After humiliating him with obscene outbursts at diplomatic functions, hanging out with the Rolling Stones in Toronto, dancing lewdly and drunkenly at Studio 54 and other New York discos, and having affairs with, among others, Senator Ted Kennedy, Margaret Trudeau finally fled. The couple separated in 1977 and divorced in 1984. He never complained publicly about his rebellious wife, expressing compassion for her in interviews, but he drove a hard bargain: he got sole custody of their three sons and she got little if any alimony. “I'll win in the end,” she told him, “because I'm going to live longer. When the boys are grown up, I'll still be around.” Little did she realize that she would ultimately need them to keep her life in order and that his legacy would grow with time.

He never remarried, although in May 1991, when he was in his early seventies, he had a daughter, Sarah, by lawyer Deborah Coyne, a constitutional advisor to then Newfoundland premier Clyde Wells.

The Prime Minister as Architect of Modern Canada

IN 1973, TRUDEAU
said on the
CTV
program
W5
that he had entered politics for two reasons: “to make sure that Quebec wouldn't leave Canada through separatism” and “to make sure that Canada wouldn't shove Quebec out through narrow-mindedness.” In a way he tried to remake Canada in his own image — bilingual, rational, and confident of its rights and responsibilities — and he succeeded perhaps better than he could have imagined. Those goals underlie official bilingualism, the push to promote francophones in the civil service, the Charter, his vision of a strong federalism, and his obsession with patriating the Constitution, which more than a century after Confederation remained an act of the British Parliament that could be amended only by sending a request to Westminster.

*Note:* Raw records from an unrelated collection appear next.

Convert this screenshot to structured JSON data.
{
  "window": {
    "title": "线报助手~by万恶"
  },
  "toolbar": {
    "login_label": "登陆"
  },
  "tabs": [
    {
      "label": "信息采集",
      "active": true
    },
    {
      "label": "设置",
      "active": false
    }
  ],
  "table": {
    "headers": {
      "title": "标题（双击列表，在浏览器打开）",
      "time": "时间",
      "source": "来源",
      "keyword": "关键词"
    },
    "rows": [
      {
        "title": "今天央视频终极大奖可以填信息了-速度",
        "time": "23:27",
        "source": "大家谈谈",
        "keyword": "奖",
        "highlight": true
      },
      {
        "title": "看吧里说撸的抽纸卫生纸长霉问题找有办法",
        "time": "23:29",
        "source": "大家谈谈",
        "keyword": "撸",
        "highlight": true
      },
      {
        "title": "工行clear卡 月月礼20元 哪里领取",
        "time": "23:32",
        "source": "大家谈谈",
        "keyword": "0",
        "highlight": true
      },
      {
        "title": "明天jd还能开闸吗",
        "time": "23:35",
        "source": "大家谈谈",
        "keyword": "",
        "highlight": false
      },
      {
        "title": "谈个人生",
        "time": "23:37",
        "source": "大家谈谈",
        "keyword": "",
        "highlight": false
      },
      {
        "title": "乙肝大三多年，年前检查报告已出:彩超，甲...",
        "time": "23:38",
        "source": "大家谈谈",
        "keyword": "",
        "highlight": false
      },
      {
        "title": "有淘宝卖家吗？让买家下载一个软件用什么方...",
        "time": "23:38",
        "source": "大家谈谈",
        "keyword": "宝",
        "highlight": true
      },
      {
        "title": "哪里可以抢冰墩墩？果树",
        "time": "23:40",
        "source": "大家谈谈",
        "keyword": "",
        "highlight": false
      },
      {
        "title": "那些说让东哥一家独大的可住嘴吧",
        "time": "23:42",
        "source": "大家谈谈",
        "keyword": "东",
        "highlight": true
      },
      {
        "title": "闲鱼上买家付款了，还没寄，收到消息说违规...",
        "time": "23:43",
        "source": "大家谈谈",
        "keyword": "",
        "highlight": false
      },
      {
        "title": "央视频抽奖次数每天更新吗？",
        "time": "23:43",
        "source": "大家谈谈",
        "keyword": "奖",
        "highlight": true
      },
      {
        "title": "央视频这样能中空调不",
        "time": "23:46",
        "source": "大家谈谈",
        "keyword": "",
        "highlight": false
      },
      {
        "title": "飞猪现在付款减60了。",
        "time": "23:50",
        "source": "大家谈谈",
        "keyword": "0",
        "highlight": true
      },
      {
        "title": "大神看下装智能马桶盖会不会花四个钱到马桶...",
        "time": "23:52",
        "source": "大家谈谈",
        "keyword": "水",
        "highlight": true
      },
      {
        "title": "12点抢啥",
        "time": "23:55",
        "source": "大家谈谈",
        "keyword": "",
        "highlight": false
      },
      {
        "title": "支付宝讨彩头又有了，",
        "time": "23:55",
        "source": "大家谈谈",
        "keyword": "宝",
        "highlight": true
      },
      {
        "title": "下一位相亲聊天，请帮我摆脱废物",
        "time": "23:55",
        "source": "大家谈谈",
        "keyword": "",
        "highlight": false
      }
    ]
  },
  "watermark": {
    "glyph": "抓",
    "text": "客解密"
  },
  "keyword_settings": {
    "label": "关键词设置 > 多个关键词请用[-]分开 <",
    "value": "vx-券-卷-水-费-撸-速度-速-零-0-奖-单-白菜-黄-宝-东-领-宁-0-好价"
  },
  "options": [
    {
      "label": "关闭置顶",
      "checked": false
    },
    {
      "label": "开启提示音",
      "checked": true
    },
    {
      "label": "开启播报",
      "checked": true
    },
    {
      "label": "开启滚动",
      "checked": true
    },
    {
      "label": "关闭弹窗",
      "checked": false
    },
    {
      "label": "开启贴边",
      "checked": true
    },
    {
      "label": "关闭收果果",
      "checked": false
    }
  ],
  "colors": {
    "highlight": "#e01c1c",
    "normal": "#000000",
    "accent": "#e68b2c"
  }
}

Several prime ministers before Trudeau had tried to wrest the British North America Act from Britain but had always failed to come up with an amending formula that all ten provinces and the federal government could accept. He first tried to make constitutional change at the federal-provincial conference in Victoria in 1971, with a proposal to patriate the constitution with an amending formula, entrench French and English as official languages, and codify rights such as freedom of expression and religion.

All the provinces agreed, and then Robert Bourassa got chilblains after he returned home and was pilloried by politicial allies and opponents for giving away too much. He called Trudeau, reneged on the verbal agreement, and so the proposal foundered. Trudeau blamed the electoral victory of the Parti Québécois five years later and Brian Mulroney's Meech Lake Accord in the late 1980s on Bourassa, because the Quebec premier had denied his province an opportunity to sign on to a constitutional accord when he had the chance. “Much of Bourassa's subsequent career,” Trudeau wrote in his
Memoirs
, “has been spent trying to regain what he was once so unwise as to refuse.”

After the Liberals were defeated by Joe Clark's Progressive Conservatives in the May 1979 election, Trudeau announced that he was retiring from politics. Quebec premier René Lévesque, leader of the separatist Parti Québécois, who had campaigned on offering Quebeckers a referendum on separation, thought he would have an easier time winning it with Trudeau out of power and sped up his agenda.

Fate intervened. The minority Clark government was defeated on a budget amendment in December 1979, only seven months after taking office, and Trudeau came roaring out of retirement — a convention had not yet been held to choose his successor — to lead the Liberals into the subsequent election. “Welcome to the 1980s,” Trudeau quipped on election night, February 18, 1980, having trounced Clark's Progressive Conservatives 147 seats to 103, although his majority mandate was lopsided, with no seats west of Manitoba, in contrast with the distribution in the 1968 election.

An emboldened Trudeau, knowing this mandate would probably be his last, focused on the issues that mattered most to him and that in the end guaranteed his legacy. First among them was the referendum, and that led to ferocious public confrontations between Trudeau and Lévesque over the future of the country.